The commenters on the thread are of two minds, but just barely. The overwhelming opinion of the commentators is to cancel the trip.

For example, HolidaySuccess_8537 says:

“I went through chemotherapy. I don’t think anyone realizes what a difference it makes to have your OS by your side through the entire process. I had a pretty rough time of it, but there’s no telling how his body will react. Stay home and plan a trip for after treatment is complete. Edited to add that you should talk to her about why she is telling you to go. From my experience, she wanted things to be normal and she may be thinking the same way. Ten days difference in normal times is not horrible. Not wanting to be a burden could be part of it. I really had no idea what the reality of chemotherapy was until I went through it. My husband started a new job just before my cancer diagnosis and couldn’t take much time off, so he missed one of my treatments. My sister and SIL came with me, but it really sucked not having my husband there.”

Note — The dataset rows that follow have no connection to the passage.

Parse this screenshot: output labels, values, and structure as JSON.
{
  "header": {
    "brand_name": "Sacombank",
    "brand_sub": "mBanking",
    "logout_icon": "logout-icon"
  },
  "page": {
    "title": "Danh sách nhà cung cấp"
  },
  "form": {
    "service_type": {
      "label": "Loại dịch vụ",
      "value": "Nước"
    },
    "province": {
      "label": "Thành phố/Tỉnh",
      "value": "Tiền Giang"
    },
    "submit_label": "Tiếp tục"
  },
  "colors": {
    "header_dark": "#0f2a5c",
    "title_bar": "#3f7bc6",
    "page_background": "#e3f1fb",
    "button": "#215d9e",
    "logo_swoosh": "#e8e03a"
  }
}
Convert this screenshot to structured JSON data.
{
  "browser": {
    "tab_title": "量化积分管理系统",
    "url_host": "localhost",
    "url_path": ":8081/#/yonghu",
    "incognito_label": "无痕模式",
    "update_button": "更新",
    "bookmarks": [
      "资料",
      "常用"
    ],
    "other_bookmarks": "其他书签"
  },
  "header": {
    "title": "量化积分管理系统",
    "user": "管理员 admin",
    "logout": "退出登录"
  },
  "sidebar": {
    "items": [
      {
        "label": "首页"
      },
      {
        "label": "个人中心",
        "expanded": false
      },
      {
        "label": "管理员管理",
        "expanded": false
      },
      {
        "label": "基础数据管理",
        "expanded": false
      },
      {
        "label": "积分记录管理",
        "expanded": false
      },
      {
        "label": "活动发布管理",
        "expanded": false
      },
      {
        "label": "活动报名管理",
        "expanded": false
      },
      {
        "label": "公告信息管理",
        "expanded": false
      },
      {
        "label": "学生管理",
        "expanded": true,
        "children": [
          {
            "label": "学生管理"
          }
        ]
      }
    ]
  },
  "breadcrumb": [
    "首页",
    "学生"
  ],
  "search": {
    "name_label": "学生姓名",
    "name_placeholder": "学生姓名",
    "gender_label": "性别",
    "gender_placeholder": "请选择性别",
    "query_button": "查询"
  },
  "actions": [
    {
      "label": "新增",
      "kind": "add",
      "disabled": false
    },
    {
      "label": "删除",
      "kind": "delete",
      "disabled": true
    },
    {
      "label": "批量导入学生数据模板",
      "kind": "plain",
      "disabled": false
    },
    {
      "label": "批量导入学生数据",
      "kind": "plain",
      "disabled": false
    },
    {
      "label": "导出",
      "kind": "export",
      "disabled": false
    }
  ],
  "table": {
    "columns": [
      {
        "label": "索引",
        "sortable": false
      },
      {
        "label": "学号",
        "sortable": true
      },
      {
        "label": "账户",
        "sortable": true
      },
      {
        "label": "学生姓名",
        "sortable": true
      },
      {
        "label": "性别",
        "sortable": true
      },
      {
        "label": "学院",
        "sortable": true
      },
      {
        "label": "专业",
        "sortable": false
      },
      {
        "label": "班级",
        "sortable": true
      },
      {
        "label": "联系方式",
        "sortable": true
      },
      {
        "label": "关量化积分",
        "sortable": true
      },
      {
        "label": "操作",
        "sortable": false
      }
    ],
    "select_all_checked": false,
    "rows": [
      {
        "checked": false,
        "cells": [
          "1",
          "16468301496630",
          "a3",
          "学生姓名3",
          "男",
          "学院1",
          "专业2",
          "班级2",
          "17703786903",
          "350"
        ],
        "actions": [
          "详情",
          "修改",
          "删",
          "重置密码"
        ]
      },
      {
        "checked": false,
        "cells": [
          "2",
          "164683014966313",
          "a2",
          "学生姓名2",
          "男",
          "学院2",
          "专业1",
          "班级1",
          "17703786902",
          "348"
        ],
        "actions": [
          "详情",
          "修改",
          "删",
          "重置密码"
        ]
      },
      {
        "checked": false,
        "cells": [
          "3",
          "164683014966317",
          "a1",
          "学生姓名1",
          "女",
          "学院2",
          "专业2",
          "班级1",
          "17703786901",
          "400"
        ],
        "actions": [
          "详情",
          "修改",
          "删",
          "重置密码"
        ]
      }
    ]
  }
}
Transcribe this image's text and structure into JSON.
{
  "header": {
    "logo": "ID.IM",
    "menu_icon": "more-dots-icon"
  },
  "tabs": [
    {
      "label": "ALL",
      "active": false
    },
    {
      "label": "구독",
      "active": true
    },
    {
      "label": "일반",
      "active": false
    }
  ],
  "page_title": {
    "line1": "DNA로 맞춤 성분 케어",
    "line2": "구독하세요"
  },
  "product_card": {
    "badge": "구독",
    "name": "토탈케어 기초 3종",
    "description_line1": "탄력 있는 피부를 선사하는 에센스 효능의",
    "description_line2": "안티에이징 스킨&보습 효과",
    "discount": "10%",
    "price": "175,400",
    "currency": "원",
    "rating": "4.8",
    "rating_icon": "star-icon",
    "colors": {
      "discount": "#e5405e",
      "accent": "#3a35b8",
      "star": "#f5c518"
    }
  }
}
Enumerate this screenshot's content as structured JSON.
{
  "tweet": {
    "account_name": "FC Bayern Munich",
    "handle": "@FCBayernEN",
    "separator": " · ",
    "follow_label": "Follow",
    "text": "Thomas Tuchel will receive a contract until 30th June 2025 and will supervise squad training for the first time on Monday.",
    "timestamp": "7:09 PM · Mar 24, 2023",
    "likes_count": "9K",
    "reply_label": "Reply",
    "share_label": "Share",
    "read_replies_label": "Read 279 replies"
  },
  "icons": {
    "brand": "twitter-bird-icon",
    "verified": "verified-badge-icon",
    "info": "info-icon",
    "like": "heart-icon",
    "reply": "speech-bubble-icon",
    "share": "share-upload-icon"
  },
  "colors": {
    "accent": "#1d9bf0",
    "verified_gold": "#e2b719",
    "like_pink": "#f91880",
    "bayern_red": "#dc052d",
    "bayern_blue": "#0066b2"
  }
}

A response to this comment from Connect-Dust_3856 offers some additional color:

“Second, the hyper-independence piece. He had a life-threatening diagnosis and a long subsequent recovery. I didn’t want to be a burden to my spouse. I didn’t want him to resent me or my needs, so he often did too much. I insisted that I was fine and tried to always be normal. At about six months, I realized how unusual I was (not in diagnosis, but in behaviors) and felt crushed. I was always grateful that he never pointed it out. Even though we are now divorced, I still express my gratitude for him just taking over in life and he never called me out for pretending everything was normal.”

The response of a poster is forceful and direct: “Cancel the damn trip. There is no other place you should be more than by his side during these times.”

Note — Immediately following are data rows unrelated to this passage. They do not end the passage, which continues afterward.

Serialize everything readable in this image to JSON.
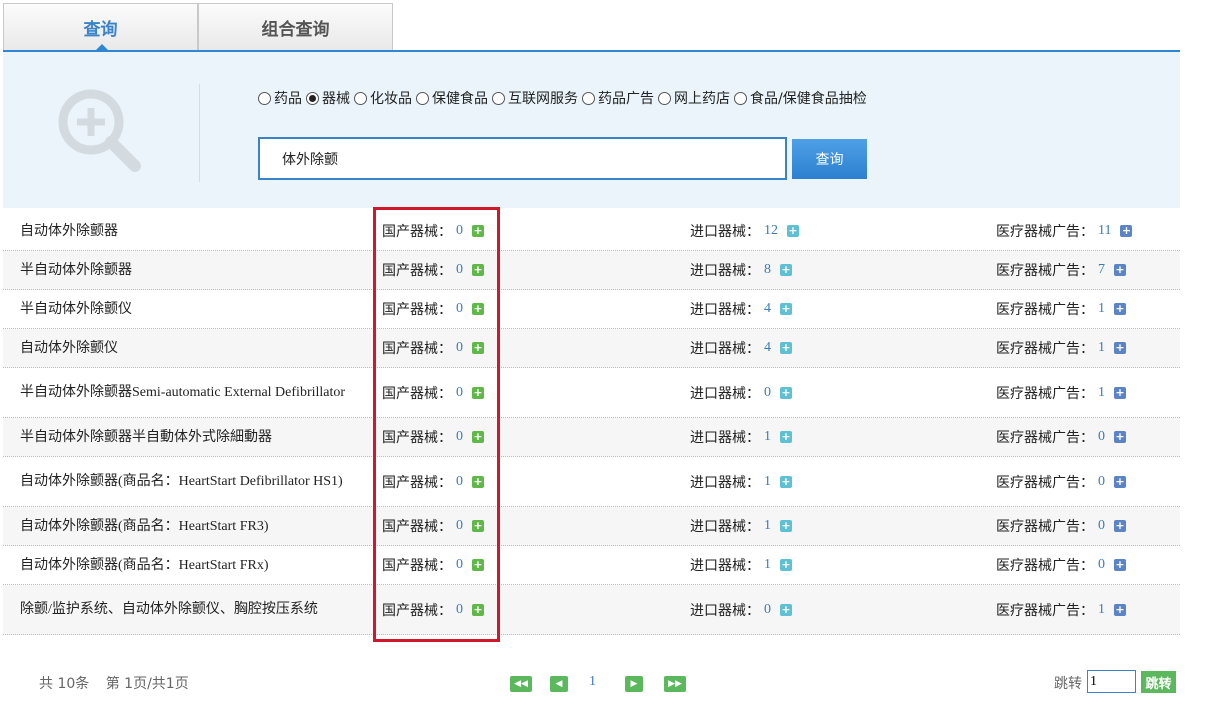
{
  "tabs": [
    {
      "label": "查询",
      "active": true
    },
    {
      "label": "组合查询",
      "active": false
    }
  ],
  "search": {
    "categories": [
      {
        "label": "药品",
        "checked": false
      },
      {
        "label": "器械",
        "checked": true
      },
      {
        "label": "化妆品",
        "checked": false
      },
      {
        "label": "保健食品",
        "checked": false
      },
      {
        "label": "互联网服务",
        "checked": false
      },
      {
        "label": "药品广告",
        "checked": false
      },
      {
        "label": "网上药店",
        "checked": false
      },
      {
        "label": "食品/保健食品抽检",
        "checked": false
      }
    ],
    "query": "体外除颤",
    "button_label": "查询"
  },
  "results": {
    "col_labels": {
      "domestic": "国产器械：",
      "imported": "进口器械：",
      "ads": "医疗器械广告："
    },
    "rows": [
      {
        "name": "自动体外除颤器",
        "domestic": "0",
        "imported": "12",
        "ads": "11",
        "tall": false
      },
      {
        "name": "半自动体外除颤器",
        "domestic": "0",
        "imported": "8",
        "ads": "7",
        "tall": false
      },
      {
        "name": "半自动体外除颤仪",
        "domestic": "0",
        "imported": "4",
        "ads": "1",
        "tall": false
      },
      {
        "name": "自动体外除颤仪",
        "domestic": "0",
        "imported": "4",
        "ads": "1",
        "tall": false
      },
      {
        "name": "半自动体外除颤器Semi-automatic External Defibrillator",
        "domestic": "0",
        "imported": "0",
        "ads": "1",
        "tall": true
      },
      {
        "name": "半自动体外除颤器半自動体外式除細動器",
        "domestic": "0",
        "imported": "1",
        "ads": "0",
        "tall": false
      },
      {
        "name": "自动体外除颤器(商品名：HeartStart Defibrillator HS1)",
        "domestic": "0",
        "imported": "1",
        "ads": "0",
        "tall": true
      },
      {
        "name": "自动体外除颤器(商品名：HeartStart FR3)",
        "domestic": "0",
        "imported": "1",
        "ads": "0",
        "tall": false
      },
      {
        "name": "自动体外除颤器(商品名：HeartStart FRx)",
        "domestic": "0",
        "imported": "1",
        "ads": "0",
        "tall": false
      },
      {
        "name": "除颤/监护系统、自动体外除颤仪、胸腔按压系统",
        "domestic": "0",
        "imported": "0",
        "ads": "1",
        "tall": true
      }
    ]
  },
  "pager": {
    "total": "共 10条",
    "page_info": "第 1页/共1页",
    "current_page": "1",
    "jump_label": "跳转",
    "jump_value": "1",
    "jump_button": "跳转"
  },
  "colors": {
    "accent": "#2f86d3",
    "highlight": "#d0182a",
    "green": "#5cb85c"
  }
}
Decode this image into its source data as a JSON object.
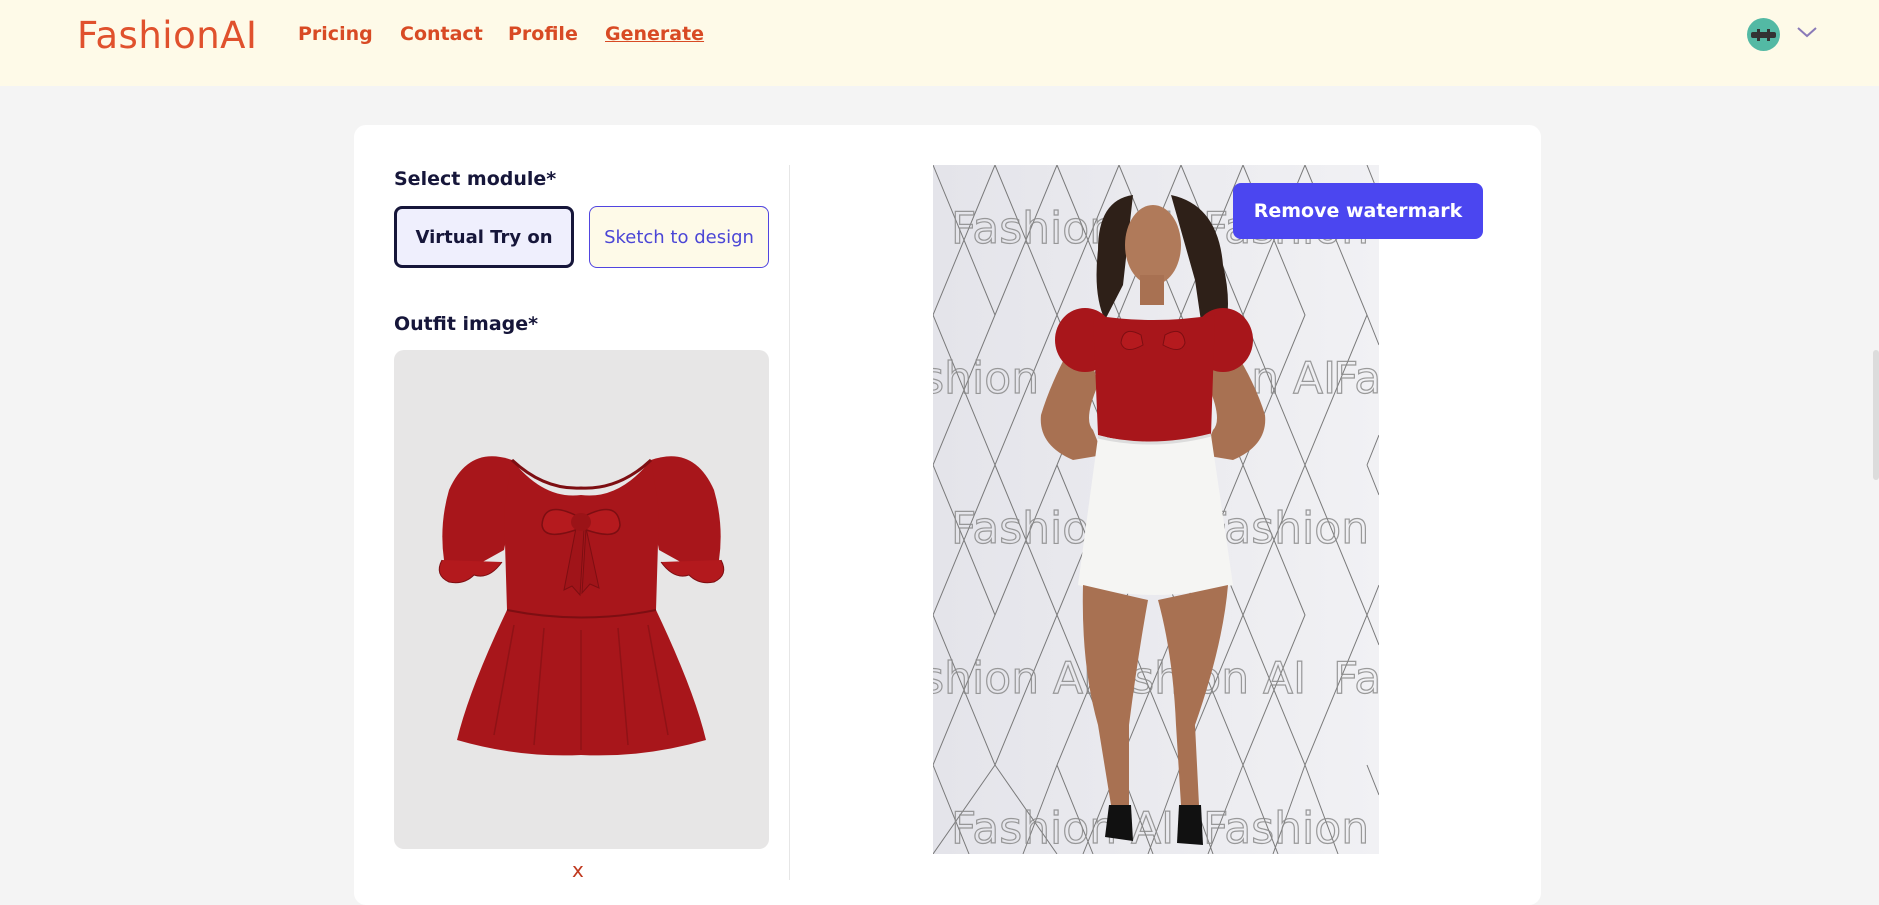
{
  "header": {
    "logo": "FashionAI",
    "nav": [
      {
        "label": "Pricing"
      },
      {
        "label": "Contact"
      },
      {
        "label": "Profile"
      },
      {
        "label": "Generate"
      }
    ],
    "active_nav": "Generate"
  },
  "form": {
    "module_label": "Select module*",
    "modules": [
      {
        "label": "Virtual Try on",
        "selected": true
      },
      {
        "label": "Sketch to design",
        "selected": false
      }
    ],
    "outfit_label": "Outfit image*",
    "remove_label": "x"
  },
  "result": {
    "remove_watermark_label": "Remove watermark",
    "watermark_text": "Fashion AI"
  },
  "colors": {
    "brand": "#e0512d",
    "accent": "#4b46f0",
    "header_bg": "#fefae8",
    "page_bg": "#f4f4f4",
    "garment": "#a8161b"
  },
  "icons": {
    "user_avatar": "avatar-icon",
    "menu_toggle": "chevron-down-icon"
  }
}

RandomPerson2023 offers a counterpoint:

“Have you considered that maybe he’s telling you to go not because he really cares that you miss the trip, but because he doesn’t want to admit how scary it is to go through chemotherapy? If I were her, my coping mechanism would probably be to just downplay the thing, as if to say “yeah, it’s not worth being scared of, don’t waste your trip over this little thing” just to convince myself that it really is. a little thing (when it’s not at all) just to be less afraid. (I hope it makes sense somehow, I’m sorry, English is not my mother tongue and sometimes it’s hard to explain more complex thoughts. Anyway, I hope all the best for you two, when you finally enjoy Thailand together it will be incredible “.

The general feeling, however, is that No going on the journey is the right move. Even if the affected spouse is literally okay with the man taking the trip, the right thing to do (according to Reddit, anyway) is to cancel the trip.

And we agree. Cancel the trip.

And you, reader? What is your opinion?